3) Divan şiirinde ölçü aruzdur, Tanzimat’ta ise aruzun yanında hece ölçüsü de kullanılmış.
4) Divan nesrinde söz hünerleri gösterme,sanat kullanma esasken, Tanzimat nesrinde bir
takım fikirleri halka ulaştırmak halkı bilgilendirmek ve eğitmek esastır.

5) Divan edebiyatında aşk, şarap, kadın, eğlence, hayali konular işlenirken; Tanzimat edebiyatında gerçek yaşam, tabiat, kişisel acı ve ızdıraplar, toplumsal konular işlenmiştir.
6) Divan edebiyatında kullanılmayan birçok edebi tür Tanzimat edebiyatında kullanılmaya
başlanmış (roman, hikaye, tiyatro, sone, terza-rima, triyole, gazete…)
7) Divan edebiyatında dil ağır ve sanatlıdır; Tanzimat edebiyatında dil sadeleştirilmiş,
halkın dili kullanılmıştır.

Bu dönem edebiyatını iki bölümde incelemek gerekir

1. Dönem:


Bu döneme Şinasi, Ziya, Namık Kemal okulu adı verilir.



Bu dönemin başlıca sanatçıları: Şinasi, Ziya Paşa, Namık Kemal, Ahmet Mithat,

Şemsettin Sami, Ahmet Vefik Paşa, Ali Suavi, Ahmet Cevdet Paşa



Bu dönemde “sanat toplum içindir” görüşü benimsenmiş.



Bu dönemde amaç: “Divan edebiyatını yıkmak,yerine sosyal yaşamla geniş ölçüde
alakalı inkılapçı bir edebiyat getirmek.



Halka halk diliyle hitap etmek amacıyla sade dile ve halk Türkçesine önem vermek



Vatan sevgisi, millet duygusu, hürriyet aşkı, halk sevgisi… gibi duyguları halka aşılamak ve onları bu yolda eğitmek.

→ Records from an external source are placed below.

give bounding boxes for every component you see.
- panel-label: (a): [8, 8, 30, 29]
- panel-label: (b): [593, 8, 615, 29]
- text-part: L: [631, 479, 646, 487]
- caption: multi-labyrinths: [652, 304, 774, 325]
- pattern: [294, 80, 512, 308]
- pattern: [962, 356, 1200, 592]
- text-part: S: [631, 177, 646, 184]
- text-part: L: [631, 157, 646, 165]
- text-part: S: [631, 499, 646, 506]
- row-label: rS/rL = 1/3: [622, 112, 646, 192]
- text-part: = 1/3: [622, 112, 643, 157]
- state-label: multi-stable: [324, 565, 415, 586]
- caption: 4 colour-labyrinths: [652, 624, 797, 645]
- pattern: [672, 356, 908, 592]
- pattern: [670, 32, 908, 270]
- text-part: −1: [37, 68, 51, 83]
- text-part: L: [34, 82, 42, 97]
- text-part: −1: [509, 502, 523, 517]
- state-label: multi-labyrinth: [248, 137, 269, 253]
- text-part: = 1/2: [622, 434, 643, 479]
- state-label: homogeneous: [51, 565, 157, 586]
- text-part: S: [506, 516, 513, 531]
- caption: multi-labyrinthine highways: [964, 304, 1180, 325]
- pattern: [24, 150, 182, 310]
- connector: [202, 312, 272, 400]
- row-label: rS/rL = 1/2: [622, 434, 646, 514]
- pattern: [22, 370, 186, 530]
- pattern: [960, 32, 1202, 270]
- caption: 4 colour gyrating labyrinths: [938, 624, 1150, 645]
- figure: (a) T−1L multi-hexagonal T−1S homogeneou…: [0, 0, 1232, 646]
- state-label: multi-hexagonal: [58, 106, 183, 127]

Gazete, roman, öykü, makale, şiir, tiyatro… gibi
yenilikleri Türk edebiyatına getirmek ve
uygulamak.

 Şiirde estetik güzellik değil içerik ön plana çıkmıştır.
 Eski nazım şekilleriyle yeni kavram ve duyguları işlemişlerdir.
 Bu dönem sanatçıları ,edebiyatın yanında siyasetle de ilgilenmiştir.
 Ortaya konan eserler, taklit olduğu için teknik yönden zayıftır.
 Fransız edebiyatı örnek alınmıştır.
 Bu dönem sanatçıları genelde Romantizmin etkisindedir.
 Eserlerde rastlantılara çokça yer verilir.
 Okuyucuyu bilgilendirmek için olayların akışı sık sık kesilir.

2. Dönem:
 Bu döneme Ekrem, Sezai, Hamit okulu adı verilir.
 Bu dönemin sanatçıları:” Abdulhak Hamit Tahran, Recaizade Ekrem, Sami Paşazade

Sezai, Nabizade Nazım, Ebuziya Tevfik, Ali Bey…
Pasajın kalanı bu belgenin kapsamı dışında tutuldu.